Solutio constitutes one of the major alchemical operations, each one a center of an elaborate symbol system. The operation of solutio is one of the major procedures in alchemy directly tied to one of the four classical elements. One text says, “Solutio is the root of alchemy.” Another says, “Until all be made water, perform no operation.” In many places the whole opus is summarized by the phrase “Dissolve and coagulate.” Just as calcinatio pertains to the element fire, coagulatio to the element earth, and sublimatio to the element air, so solutio pertains to water. Basically, solutio turns a solid into a liquid. The solid appears to vanish into the solvent as if it had been totally Carrying absorbed. It would seem to have vanished. Water is both an alchemical element, and a component in the process of the solutio.
Solutio symbolism is rich and varied. The solutio is a way of dislodging stuck complexes and also the solutio is linked to chemical liquefaction. All that is stuck is put in solution to allow movement. It is used to symbolize softening or melting processes. It is representative of dissolution, dispersal, and even dismemberment. It is about the containment of a lesser thing by a greater. It can be the return to the primal state or womb Solutio is about rejuvenation, immersion in the creative energy flow, and as its word root implies, the solution of problems. It is also symbolic of a purification ordeal. These various aspects overlap and mingle in a single experience.
For the alchemist, solutio was the process by which the differentiated matter returned to its original undifferentiated state. the prima materia. Water was thought of as the womb and solutio was the return to the womb for rebirth. The idea of prima materia came from the pre-Socratic Greek philosophers and according to Thales of Miletus water is the original material out of which the world is created. Interestingly, many modern scientists see evidence for the beginning of life in the ocean.

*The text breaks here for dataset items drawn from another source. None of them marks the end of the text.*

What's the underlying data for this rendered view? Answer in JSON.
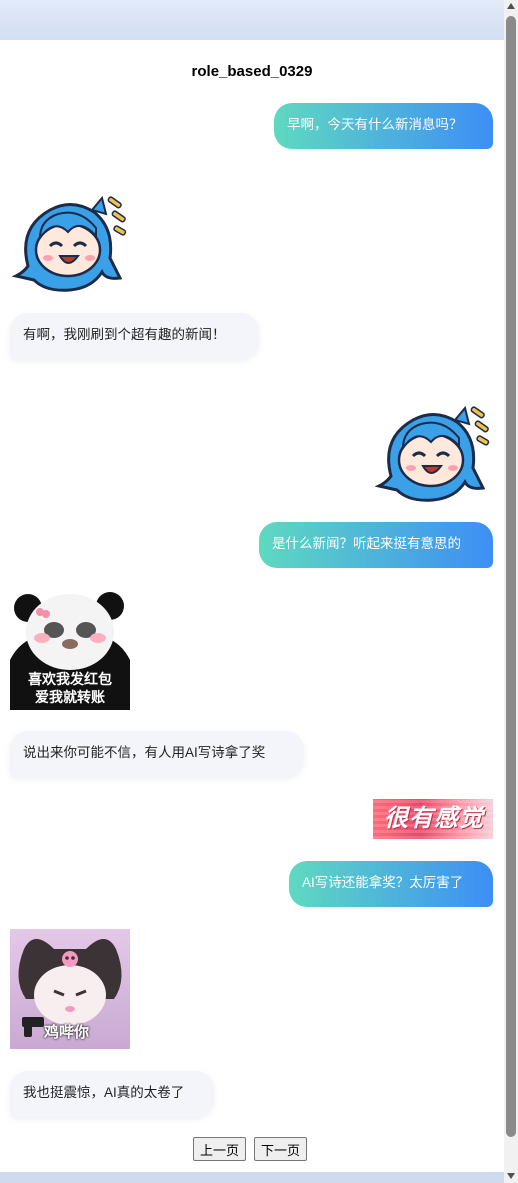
{
  "chat": {
    "title": "role_based_0329",
    "messages": [
      {
        "side": "right",
        "text": "早啊，今天有什么新消息吗？"
      },
      {
        "side": "left",
        "text": "有啊，我刚刷到个超有趣的新闻！"
      },
      {
        "side": "right",
        "text": "是什么新闻？听起来挺有意思的"
      },
      {
        "side": "left",
        "text": "说出来你可能不信，有人用AI写诗拿了奖"
      },
      {
        "side": "right",
        "text": "AI写诗还能拿奖？太厉害了"
      },
      {
        "side": "left",
        "text": "我也挺震惊，AI真的太卷了"
      }
    ],
    "stickers": {
      "panda_line1": "喜欢我发红包",
      "panda_line2": "爱我就转账",
      "banner_text": "很有感觉",
      "kuromi_caption": "鸡哔你"
    }
  },
  "pagination": {
    "prev_label": "上一页",
    "next_label": "下一页"
  },
  "colors": {
    "bubble_gradient_start": "#5fd9c0",
    "bubble_gradient_end": "#3d8ef5",
    "left_bubble": "#f3f5fa"
  }
}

The alchemists thought that a substance could not be transformed unless it were first reduced to the prima materia. One text says, “Bodies cannot be changed except by reduction into their first matter.” This procedure corresponds to what takes place in psychotherapy. The fixed, static aspects of the personality allow for no change and . They are established and sure of their rightness. For transformation to proceed, these fixed aspects must first be dissolved or reduced to prima materia. This is done by the analytic process, which examines the products of the unconscious and questions the established ego attitudes.
Alchemical recipes for the solutio operation give us a picture of a descent into the unconscious, which is the maternal womb from which the ego is born. It is the prima materia prior to the differentiation of the elements by consciousness. Some texts describe the procedure as a very pleasant process. There are others which express it much more negatively.

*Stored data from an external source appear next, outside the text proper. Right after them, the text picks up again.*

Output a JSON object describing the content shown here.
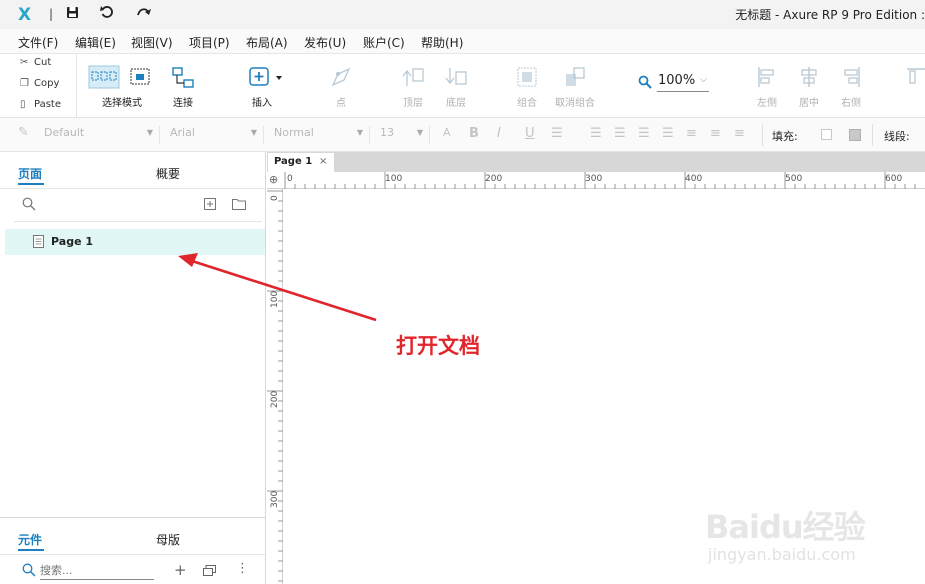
{
  "titlebar": {
    "logo": "X",
    "separator": "|",
    "title": "无标题 - Axure RP 9 Pro Edition :"
  },
  "menubar": {
    "items": [
      "文件(F)",
      "编辑(E)",
      "视图(V)",
      "项目(P)",
      "布局(A)",
      "发布(U)",
      "账户(C)",
      "帮助(H)"
    ]
  },
  "clipboard": {
    "cut": "Cut",
    "copy": "Copy",
    "paste": "Paste"
  },
  "toolbar": {
    "select_mode": "选择模式",
    "connect": "连接",
    "insert": "插入",
    "point": "点",
    "top_layer": "顶层",
    "bottom_layer": "底层",
    "group": "组合",
    "ungroup": "取消组合",
    "zoom": "100%",
    "align_left": "左侧",
    "align_center": "居中",
    "align_right": "右侧",
    "align_top": "顶"
  },
  "formatbar": {
    "style": "Default",
    "font": "Arial",
    "weight": "Normal",
    "size": "13",
    "fill_label": "填充:",
    "stroke_label": "线段:"
  },
  "left_panel": {
    "tabs": [
      "页面",
      "概要"
    ],
    "pages": [
      {
        "label": "Page 1"
      }
    ],
    "bottom_tabs": [
      "元件",
      "母版"
    ],
    "search_placeholder": "搜索..."
  },
  "document": {
    "tab_label": "Page 1",
    "ruler_top": [
      "0",
      "100",
      "200",
      "300",
      "400",
      "500",
      "600"
    ],
    "ruler_left": [
      "0",
      "100",
      "200",
      "300"
    ]
  },
  "annotation": {
    "text": "打开文档",
    "color": "#e0262c"
  },
  "watermark": {
    "brand": "Baidu经验",
    "url": "jingyan.baidu.com"
  },
  "colors": {
    "accent": "#1d7fbf",
    "page_highlight": "#e1f7f6",
    "logo": "#2aa7c8"
  }
}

The solutio has a twofold effect: it causes one form to disappear and a new regenerated form to emerge. The dissolution of the old one is often described in negative imagery and is associated with the nigredo. For instance, Philalethes says: “The blackness becomes more pronounced day by day until the substance assumes a brilliant black color. This black is a sign that the dissolution is accomplished”.

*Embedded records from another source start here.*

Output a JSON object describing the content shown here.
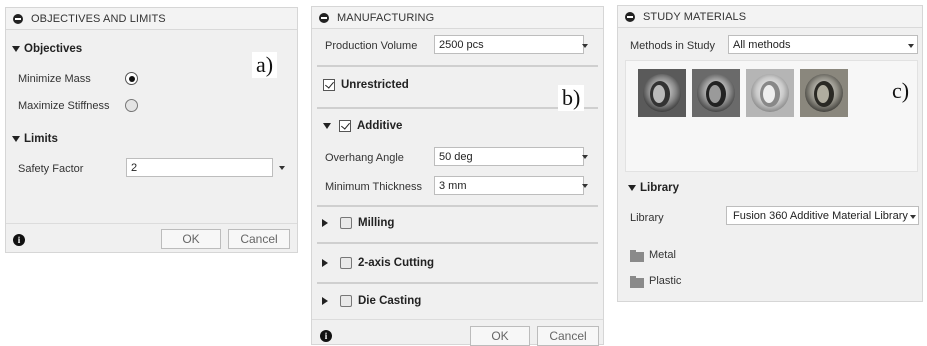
{
  "panel_a": {
    "header": "OBJECTIVES AND LIMITS",
    "objectives_title": "Objectives",
    "minimize_mass": "Minimize Mass",
    "maximize_stiffness": "Maximize Stiffness",
    "limits_title": "Limits",
    "safety_factor_label": "Safety Factor",
    "safety_factor_value": "2",
    "ok": "OK",
    "cancel": "Cancel",
    "corner": "a)"
  },
  "panel_b": {
    "header": "MANUFACTURING",
    "production_volume_label": "Production Volume",
    "production_volume_value": "2500 pcs",
    "unrestricted": "Unrestricted",
    "additive": "Additive",
    "overhang_label": "Overhang Angle",
    "overhang_value": "50 deg",
    "min_thickness_label": "Minimum Thickness",
    "min_thickness_value": "3 mm",
    "milling": "Milling",
    "two_axis": "2-axis Cutting",
    "die_casting": "Die Casting",
    "ok": "OK",
    "cancel": "Cancel",
    "corner": "b)"
  },
  "panel_c": {
    "header": "STUDY MATERIALS",
    "methods_label": "Methods in Study",
    "methods_value": "All methods",
    "library_title": "Library",
    "library_label": "Library",
    "library_value": "Fusion 360 Additive Material Library",
    "folder_metal": "Metal",
    "folder_plastic": "Plastic",
    "corner": "c)"
  }
}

An immature ego may find it pleasant to surrender to containment in a blissful regression; however, at a later stage of development the prospect of solutio will generate great anxiety because the hard won state of ego autonomy is being threatened with dissolution. It can take a lot of faith and courage for the person to stick with it through the experience of dissolving, In life they might be ceasing to believe what they have believed, losing jobs, lovers, direction, certainties, capacities. This is where the alchemist needs to surrender to the work, surrender to the process.
We are thus brought, finally, to the ultimate in solutio symbolism, the idea of the water that is the goal of the process. Several terms are used for this liquid version of the Philosophers’ Stone. The personal ego is dissolved into its constituent psychic elements by the sulphurous waters of the collective unconscious. Dreams about solutio often involve waterfalls, tsunami waves, oceans, and being pulled into water.
The greater solutio is an encounter with the Numinosum, which both tests and establishes the ego’s relation to the Self, that is, solutio comes from the Self. Numinosum is a word Jung used repeatedly. He may have borrowed it from Otto, possibly perhaps the original German text had this Latinized version of “numinous.” In his essay “Psychology and Religion” Jung provides a definition of numinosum:
“… a dynamic agency or effect not caused by an arbitrary act of will…. The numinosum— whatever its cause may be—is an experience of the subject independent of his will…. The numinosum is either a quality belonging to a visible object or the influence of an invisible presence that causes a peculiar alteration of consciousness….”.
In Jung’s thinking the numinosum is both a quality inherent to an object or an experience that comes over a person, often inadvertently. What is worth saving in the ego is saved and what is not worth saving is dissolved and melted down in order to be recast. An ego that is willing to undergo this process will not resist it and will experience diminishment as a prelude to the transformed personality of a whole and integrated self.